Despite its troubles over the past five years, Boeing is still a vital part of the U.S. economy. It is the nation’s largest exporter and employs nearly 150,000 American workers. The company estimates its economic impact at $79 billion, supporting 1.6 million direct and indirect jobs at more than 9,900 suppliers spread across all 50 states.

Its only significant competitor for business jets, European manufacturer Airbus, has more than 8,000 jet orders, meaning any Boeing customer ordering an Airbus plane today would have to wait nearly a decade for delivery.

The fraud allegations contained in Sunday’s guilty plea and the investigation into the Alaska Airlines incident are not the only safety issues currently being raised about Boeing planes.

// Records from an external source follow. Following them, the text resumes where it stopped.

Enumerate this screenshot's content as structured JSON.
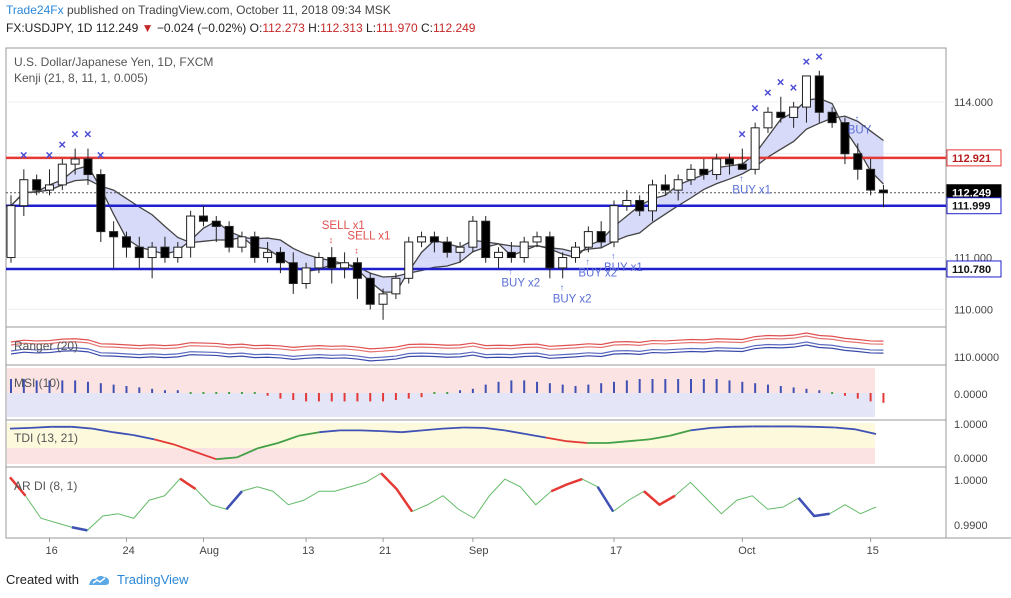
{
  "header": {
    "brand": "Trade24Fx",
    "published_text": "published on TradingView.com, October 11, 2018 09:34 MSK",
    "symbol": "FX:USDJPY, 1D",
    "last": "112.249",
    "change": "−0.024 (−0.02%)",
    "o_label": "O:",
    "o_val": "112.273",
    "h_label": "H:",
    "h_val": "112.313",
    "l_label": "L:",
    "l_val": "111.970",
    "c_label": "C:",
    "c_val": "112.249"
  },
  "legend": {
    "title": "U.S. Dollar/Japanese Yen, 1D, FXCM",
    "kenji": "Kenji (21, 8, 11, 1, 0.005)",
    "ranger": "Ranger (20)",
    "msi": "MSI (10)",
    "tdi": "TDI (13, 21)",
    "ardi": "AR DI (8, 1)"
  },
  "footer": {
    "created_with": "Created with",
    "tradingview": "TradingView"
  },
  "colors": {
    "up": "#ffffff",
    "down": "#000000",
    "red_level": "#e53935",
    "blue_level": "#1f1fcc",
    "cloud_blue": "#c9cdf5",
    "cloud_green": "#d8f2d0",
    "signal_blue": "#5b6fd6",
    "signal_red": "#e05050"
  },
  "chart_data": {
    "type": "candlestick",
    "title": "U.S. Dollar/Japanese Yen, 1D, FXCM",
    "ylim": [
      109.7,
      115.0
    ],
    "y_ticks": [
      "114.000",
      "111.000",
      "110.000"
    ],
    "x_ticks": [
      "16",
      "24",
      "Aug",
      "13",
      "21",
      "Sep",
      "17",
      "Oct",
      "15"
    ],
    "levels": [
      {
        "value": 112.921,
        "label": "112.921",
        "color": "red"
      },
      {
        "value": 112.249,
        "label": "112.249",
        "color": "black"
      },
      {
        "value": 111.999,
        "label": "111.999",
        "color": "blue"
      },
      {
        "value": 110.78,
        "label": "110.780",
        "color": "blue"
      }
    ],
    "candles": [
      [
        111.0,
        112.2,
        110.9,
        112.0
      ],
      [
        112.0,
        112.7,
        111.8,
        112.5
      ],
      [
        112.5,
        112.6,
        112.2,
        112.3
      ],
      [
        112.3,
        112.7,
        112.2,
        112.4
      ],
      [
        112.4,
        112.9,
        112.3,
        112.8
      ],
      [
        112.8,
        113.1,
        112.6,
        112.9
      ],
      [
        112.9,
        113.1,
        112.4,
        112.6
      ],
      [
        112.6,
        112.7,
        111.3,
        111.5
      ],
      [
        111.5,
        111.7,
        110.8,
        111.4
      ],
      [
        111.4,
        111.5,
        111.0,
        111.2
      ],
      [
        111.2,
        111.4,
        110.8,
        111.0
      ],
      [
        111.0,
        111.3,
        110.6,
        111.2
      ],
      [
        111.2,
        111.4,
        110.9,
        111.0
      ],
      [
        111.0,
        111.3,
        110.9,
        111.2
      ],
      [
        111.2,
        111.9,
        111.0,
        111.8
      ],
      [
        111.8,
        112.0,
        111.6,
        111.7
      ],
      [
        111.7,
        111.8,
        111.3,
        111.6
      ],
      [
        111.6,
        111.7,
        111.1,
        111.2
      ],
      [
        111.2,
        111.5,
        111.1,
        111.4
      ],
      [
        111.4,
        111.5,
        110.9,
        111.0
      ],
      [
        111.0,
        111.3,
        110.9,
        111.1
      ],
      [
        111.1,
        111.2,
        110.7,
        110.9
      ],
      [
        110.9,
        111.1,
        110.3,
        110.5
      ],
      [
        110.5,
        110.9,
        110.4,
        110.8
      ],
      [
        110.8,
        111.1,
        110.7,
        111.0
      ],
      [
        111.0,
        111.2,
        110.5,
        110.8
      ],
      [
        110.8,
        111.1,
        110.6,
        110.9
      ],
      [
        110.9,
        111.0,
        110.2,
        110.6
      ],
      [
        110.6,
        110.7,
        110.0,
        110.1
      ],
      [
        110.1,
        110.4,
        109.8,
        110.3
      ],
      [
        110.3,
        110.7,
        110.2,
        110.6
      ],
      [
        110.6,
        111.4,
        110.5,
        111.3
      ],
      [
        111.3,
        111.5,
        111.2,
        111.4
      ],
      [
        111.4,
        111.5,
        111.1,
        111.3
      ],
      [
        111.3,
        111.4,
        111.0,
        111.1
      ],
      [
        111.1,
        111.3,
        110.9,
        111.2
      ],
      [
        111.2,
        111.8,
        111.1,
        111.7
      ],
      [
        111.7,
        111.8,
        110.9,
        111.0
      ],
      [
        111.0,
        111.2,
        110.8,
        111.1
      ],
      [
        111.1,
        111.3,
        110.9,
        111.0
      ],
      [
        111.0,
        111.4,
        110.9,
        111.3
      ],
      [
        111.3,
        111.5,
        111.2,
        111.4
      ],
      [
        111.4,
        111.5,
        110.6,
        110.8
      ],
      [
        110.8,
        111.1,
        110.6,
        111.0
      ],
      [
        111.0,
        111.3,
        110.9,
        111.2
      ],
      [
        111.2,
        111.6,
        111.1,
        111.5
      ],
      [
        111.5,
        111.7,
        111.2,
        111.3
      ],
      [
        111.3,
        112.1,
        111.2,
        112.0
      ],
      [
        112.0,
        112.3,
        111.9,
        112.1
      ],
      [
        112.1,
        112.2,
        111.8,
        111.9
      ],
      [
        111.9,
        112.5,
        111.7,
        112.4
      ],
      [
        112.4,
        112.6,
        112.2,
        112.3
      ],
      [
        112.3,
        112.6,
        112.1,
        112.5
      ],
      [
        112.5,
        112.8,
        112.4,
        112.7
      ],
      [
        112.7,
        112.9,
        112.5,
        112.6
      ],
      [
        112.6,
        113.0,
        112.5,
        112.9
      ],
      [
        112.9,
        113.0,
        112.6,
        112.8
      ],
      [
        112.8,
        113.1,
        112.7,
        112.7
      ],
      [
        112.7,
        113.6,
        112.6,
        113.5
      ],
      [
        113.5,
        113.9,
        113.4,
        113.8
      ],
      [
        113.8,
        114.1,
        113.6,
        113.7
      ],
      [
        113.7,
        114.0,
        113.5,
        113.9
      ],
      [
        113.9,
        114.5,
        113.6,
        114.5
      ],
      [
        114.5,
        114.6,
        113.6,
        113.8
      ],
      [
        113.8,
        113.9,
        113.5,
        113.6
      ],
      [
        113.6,
        113.7,
        112.8,
        113.0
      ],
      [
        113.0,
        113.2,
        112.5,
        112.7
      ],
      [
        112.7,
        112.9,
        112.2,
        112.3
      ],
      [
        112.3,
        112.4,
        111.97,
        112.249
      ]
    ],
    "signals": [
      {
        "label": "SELL x1"
      },
      {
        "label": "SELL x1"
      },
      {
        "label": "BUY x2"
      },
      {
        "label": "BUY x2"
      },
      {
        "label": "BUY x2"
      },
      {
        "label": "BUY x1"
      },
      {
        "label": "BUY x1"
      },
      {
        "label": "BUY"
      }
    ],
    "ranger": {
      "ticks": [
        "110.0000"
      ]
    },
    "msi": {
      "ticks": [
        "0.0000"
      ],
      "values": [
        1,
        1,
        0.9,
        0.9,
        0.9,
        0.9,
        0.8,
        0.7,
        0.6,
        0.5,
        0.4,
        0.3,
        0.2,
        0.2,
        0.1,
        0.1,
        0.1,
        0.1,
        0.1,
        0.1,
        -0.2,
        -0.4,
        -0.5,
        -0.6,
        -0.6,
        -0.6,
        -0.6,
        -0.6,
        -0.6,
        -0.6,
        -0.5,
        -0.4,
        -0.3,
        -0.1,
        0.1,
        0.2,
        0.3,
        0.6,
        0.8,
        0.9,
        0.9,
        0.8,
        0.7,
        0.6,
        0.5,
        0.6,
        0.7,
        0.8,
        0.9,
        1,
        1,
        1,
        1,
        1,
        1,
        1,
        0.9,
        0.8,
        0.7,
        0.6,
        0.5,
        0.4,
        0.3,
        0.2,
        0.1,
        -0.2,
        -0.4,
        -0.6,
        -0.7
      ]
    },
    "tdi": {
      "ticks": [
        "1.0000",
        "0.0000"
      ],
      "values": [
        0.9,
        0.92,
        0.95,
        0.95,
        0.9,
        0.8,
        0.72,
        0.6,
        0.45,
        0.25,
        0.05,
        0.1,
        0.35,
        0.5,
        0.7,
        0.8,
        0.85,
        0.85,
        0.83,
        0.8,
        0.85,
        0.9,
        0.93,
        0.92,
        0.85,
        0.75,
        0.65,
        0.55,
        0.5,
        0.5,
        0.55,
        0.6,
        0.7,
        0.85,
        0.92,
        0.95,
        0.96,
        0.96,
        0.96,
        0.95,
        0.93,
        0.88,
        0.75
      ]
    },
    "ardi": {
      "ticks": [
        "1.0000",
        "0.9900"
      ],
      "ylim": [
        0.988,
        1.002
      ],
      "values": [
        1.0006,
        0.9965,
        0.9915,
        0.9905,
        0.9895,
        0.9888,
        0.992,
        0.9925,
        0.9915,
        0.9955,
        0.9965,
        1.0003,
        0.998,
        0.9945,
        0.9935,
        0.9975,
        0.9985,
        0.9975,
        0.9945,
        0.9955,
        0.9975,
        0.9975,
        0.9985,
        0.9995,
        1.0015,
        0.998,
        0.993,
        0.9945,
        0.9965,
        0.9935,
        0.9915,
        0.9965,
        1.0002,
        0.9985,
        0.9945,
        0.9975,
        0.999,
        1.0002,
        0.9985,
        0.993,
        0.9955,
        0.9975,
        0.9945,
        0.9965,
        0.9995,
        0.996,
        0.9925,
        0.9955,
        0.9965,
        0.9935,
        0.994,
        0.996,
        0.992,
        0.9925,
        0.9945,
        0.9925,
        0.994
      ],
      "highlight": [
        [
          0,
          1,
          "red"
        ],
        [
          4,
          5,
          "blue"
        ],
        [
          11,
          12,
          "red"
        ],
        [
          14,
          15,
          "blue"
        ],
        [
          24,
          26,
          "red"
        ],
        [
          35,
          37,
          "red"
        ],
        [
          38,
          39,
          "blue"
        ],
        [
          41,
          43,
          "red"
        ],
        [
          51,
          53,
          "blue"
        ]
      ]
    }
  }
}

The Alaska Air incident brought renewed attention to a series of incidents, large and small, that raised safety concerns with Boeing jets.

More than a dozen whistleblowers who work or work for the company or its contractors have come forward to speak in recent months. Congressional investigators And at Boeing their concerns were the media about practices and procedures. Allegations including knowing use Defective parts in airplanes and Assembly proceedings It didn’t meet Boeing’s own standards.

In each case, Boeing said it investigated the allegations and addressed them appropriately.

Those allegations and the Alaska Air incident have resulted in a steady drumbeat Security issues and incidents Getting attention that never got attention in the past. For example, the FAA is in the process of issuing a notice to airlines on Monday about a problem with oxygen masks on about 2,600 U.S. planes spread between the 737 Max and some older versions of the 737. If they are needed. According to the notice, the problem can be resolved through investigations.

Boeing said it had no comment on the FAA’s airworthiness directive language, which was released after Boeing issued a service bulletin to airlines that already own the jets.

This story has been updated with additional reporting and context.